Saturday, November 23, 2013

Weekends For Days

What's today, Friday? I can't keep track these days. In fact, I was in Costco with my sister, her one million kids, and my mom the other day and as we were walking away from the sample table, the sample lady (not sure what her respectable title is so we will keep that) who had kept us there all too long chatting about which flavored butter would taste better on grilled cheese sandwiches (which by the way they ALL would...it's BUTTER) said, "Happy Friday" to us as we walked away. I was taken back a bit because I can't remember the last time I enjoyed a weekend.

The fact of the matter is, every day for the last 3 months have taken on weekend-like qualities, i.e. late nights, late mornings, Netflix in bed, snacks in bed (don't judge we've all done it), manicures with besties, movies at 2 am, etc. I don't keep track of the days because I don't have to. there is no separation between working and resting, IT'S ALL RESTING, AND ITS GLORIOUS. Summer break rolled right into fall break, which transitioned to winter break and here I am, still "breaking". The absolute best part of these glorious three months is that I have not been in school. Yes you heard me, I'm too cool for school. This last summer I graduated from Northwest University with my Masters in Elementary Education and the year before, my degree in Intercultural Studies.

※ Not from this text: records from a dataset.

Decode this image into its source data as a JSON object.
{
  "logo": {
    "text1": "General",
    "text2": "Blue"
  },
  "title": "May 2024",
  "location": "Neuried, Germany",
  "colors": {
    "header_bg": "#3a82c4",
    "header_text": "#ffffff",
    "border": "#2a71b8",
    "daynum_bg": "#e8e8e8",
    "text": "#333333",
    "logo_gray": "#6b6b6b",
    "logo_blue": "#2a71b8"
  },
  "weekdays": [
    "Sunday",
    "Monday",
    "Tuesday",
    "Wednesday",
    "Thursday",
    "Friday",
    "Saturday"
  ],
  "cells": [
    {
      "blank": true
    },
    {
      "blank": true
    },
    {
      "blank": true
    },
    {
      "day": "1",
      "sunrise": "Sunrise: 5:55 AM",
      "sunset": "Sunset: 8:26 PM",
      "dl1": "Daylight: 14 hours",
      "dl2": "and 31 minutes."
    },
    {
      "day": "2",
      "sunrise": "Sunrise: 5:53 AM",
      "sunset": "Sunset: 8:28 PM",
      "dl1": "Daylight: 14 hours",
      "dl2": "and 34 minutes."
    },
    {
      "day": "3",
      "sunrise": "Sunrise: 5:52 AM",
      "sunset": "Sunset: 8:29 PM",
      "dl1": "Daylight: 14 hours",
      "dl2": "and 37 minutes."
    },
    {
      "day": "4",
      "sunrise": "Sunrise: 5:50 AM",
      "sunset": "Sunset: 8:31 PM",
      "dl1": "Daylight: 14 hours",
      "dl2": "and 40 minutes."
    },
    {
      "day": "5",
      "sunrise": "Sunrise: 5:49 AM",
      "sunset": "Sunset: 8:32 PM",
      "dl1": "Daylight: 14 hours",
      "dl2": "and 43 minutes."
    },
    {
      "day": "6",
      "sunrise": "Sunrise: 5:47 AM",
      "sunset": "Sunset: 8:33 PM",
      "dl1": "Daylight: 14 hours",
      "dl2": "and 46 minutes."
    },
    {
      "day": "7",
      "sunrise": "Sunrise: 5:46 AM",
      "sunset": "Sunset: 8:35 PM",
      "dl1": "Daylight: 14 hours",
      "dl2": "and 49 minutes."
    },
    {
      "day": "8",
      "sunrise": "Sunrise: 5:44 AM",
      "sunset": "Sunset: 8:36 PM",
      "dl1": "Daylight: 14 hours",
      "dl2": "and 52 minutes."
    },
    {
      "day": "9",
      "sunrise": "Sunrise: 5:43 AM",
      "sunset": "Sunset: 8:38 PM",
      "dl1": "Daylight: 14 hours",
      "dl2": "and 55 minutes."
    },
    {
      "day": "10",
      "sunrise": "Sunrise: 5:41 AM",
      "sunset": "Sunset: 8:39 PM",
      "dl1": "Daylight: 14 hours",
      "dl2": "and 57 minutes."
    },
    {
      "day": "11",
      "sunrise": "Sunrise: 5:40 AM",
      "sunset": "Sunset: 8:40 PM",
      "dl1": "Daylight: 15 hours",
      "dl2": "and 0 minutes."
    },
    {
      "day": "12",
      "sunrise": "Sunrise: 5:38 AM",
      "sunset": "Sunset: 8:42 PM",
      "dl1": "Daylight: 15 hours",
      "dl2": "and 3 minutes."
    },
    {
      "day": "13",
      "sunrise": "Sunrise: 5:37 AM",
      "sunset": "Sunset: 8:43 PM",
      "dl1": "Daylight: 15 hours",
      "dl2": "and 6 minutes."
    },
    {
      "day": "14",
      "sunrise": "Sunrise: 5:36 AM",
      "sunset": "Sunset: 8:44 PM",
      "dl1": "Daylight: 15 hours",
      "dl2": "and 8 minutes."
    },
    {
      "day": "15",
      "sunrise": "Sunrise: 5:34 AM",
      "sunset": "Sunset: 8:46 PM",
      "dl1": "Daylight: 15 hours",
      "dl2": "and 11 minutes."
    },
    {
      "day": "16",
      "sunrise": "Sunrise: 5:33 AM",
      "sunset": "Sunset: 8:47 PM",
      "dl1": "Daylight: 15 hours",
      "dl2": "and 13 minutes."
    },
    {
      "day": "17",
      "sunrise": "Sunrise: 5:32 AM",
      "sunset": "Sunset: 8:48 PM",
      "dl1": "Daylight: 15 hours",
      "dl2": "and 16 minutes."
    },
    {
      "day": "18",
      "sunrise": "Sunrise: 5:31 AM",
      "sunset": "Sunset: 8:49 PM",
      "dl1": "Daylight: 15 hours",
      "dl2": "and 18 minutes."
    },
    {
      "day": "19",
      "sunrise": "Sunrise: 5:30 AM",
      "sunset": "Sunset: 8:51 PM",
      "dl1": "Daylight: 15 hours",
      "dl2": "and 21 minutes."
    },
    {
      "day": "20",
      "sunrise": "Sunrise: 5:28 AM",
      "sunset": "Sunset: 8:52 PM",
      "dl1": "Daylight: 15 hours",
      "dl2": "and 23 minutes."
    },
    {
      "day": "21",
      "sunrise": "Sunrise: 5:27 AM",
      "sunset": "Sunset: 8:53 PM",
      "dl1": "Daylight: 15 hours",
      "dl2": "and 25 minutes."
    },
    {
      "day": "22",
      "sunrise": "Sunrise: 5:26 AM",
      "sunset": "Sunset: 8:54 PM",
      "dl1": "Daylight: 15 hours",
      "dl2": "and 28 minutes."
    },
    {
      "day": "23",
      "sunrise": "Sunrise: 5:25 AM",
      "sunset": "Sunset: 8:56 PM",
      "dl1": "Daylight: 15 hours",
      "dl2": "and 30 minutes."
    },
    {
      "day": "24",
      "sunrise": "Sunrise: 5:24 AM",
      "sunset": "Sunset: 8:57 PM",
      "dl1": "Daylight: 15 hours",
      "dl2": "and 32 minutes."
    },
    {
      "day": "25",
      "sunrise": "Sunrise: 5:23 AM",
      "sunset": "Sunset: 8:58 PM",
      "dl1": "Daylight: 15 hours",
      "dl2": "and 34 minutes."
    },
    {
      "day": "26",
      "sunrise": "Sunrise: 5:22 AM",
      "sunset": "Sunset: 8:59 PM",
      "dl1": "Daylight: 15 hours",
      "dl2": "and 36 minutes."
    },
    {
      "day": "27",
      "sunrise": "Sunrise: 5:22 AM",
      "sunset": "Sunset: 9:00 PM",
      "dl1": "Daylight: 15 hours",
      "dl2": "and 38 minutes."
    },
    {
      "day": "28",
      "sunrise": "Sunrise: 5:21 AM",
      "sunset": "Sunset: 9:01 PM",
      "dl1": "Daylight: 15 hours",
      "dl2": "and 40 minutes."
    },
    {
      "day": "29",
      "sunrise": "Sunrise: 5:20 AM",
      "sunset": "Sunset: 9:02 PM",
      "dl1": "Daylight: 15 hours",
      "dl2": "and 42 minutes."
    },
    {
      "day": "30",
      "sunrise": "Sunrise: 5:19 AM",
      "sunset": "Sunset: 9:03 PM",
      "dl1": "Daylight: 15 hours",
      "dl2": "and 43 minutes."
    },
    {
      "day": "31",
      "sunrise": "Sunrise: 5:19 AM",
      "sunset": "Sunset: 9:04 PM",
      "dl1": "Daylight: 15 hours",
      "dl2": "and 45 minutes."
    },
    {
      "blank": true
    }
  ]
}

So yes you've guessed it, life's been a joy ride recently because of the regained freedom I now have, which had so quickly vanished from my fingers the moment I enrolled in, well elementary school. But that's beside the point. The point is that Ive had a lot of extra time to do some thinking. It has been both exhausting and eye-opening. Ive had the time to think about things that Ive never thought deeply about before, like adulthood...what is that anyway? And why did I think I was prepared for it? This blog may reveal some not so lovely feelings about the last three months that I have had the privilege of dealing with (yes I said privilege, we will address this later). Some of these feelings I know are unique to my life and my situation, but others, I guarantee about 92% of college grads have experienced and have lied to you and told you that they have not felt them, that everything is just peachy keen. It is not fine, they are lying to you.

However this blog is more than just an outlet for my negative pouty feelings, an electronic diary if you will. I'm learning fascinating things about myself and discovering heaps about Christ and His never-ending goodness. The truth is I'm an out-loud thinker. Ask anybody who has known me for more than three minutes, they will tell you that I don't need another human in the room to engage in conversation. I can break the ice, engage in a topic, analyze, problem solve, and come up with some conclusion without a single word being uttered from the second party. So in a way this blog will allow me to organize some of that confusing over-thinking I do and keep it out of our dinner parties. You're welcome friends. I hope you will be encouraged as I have been.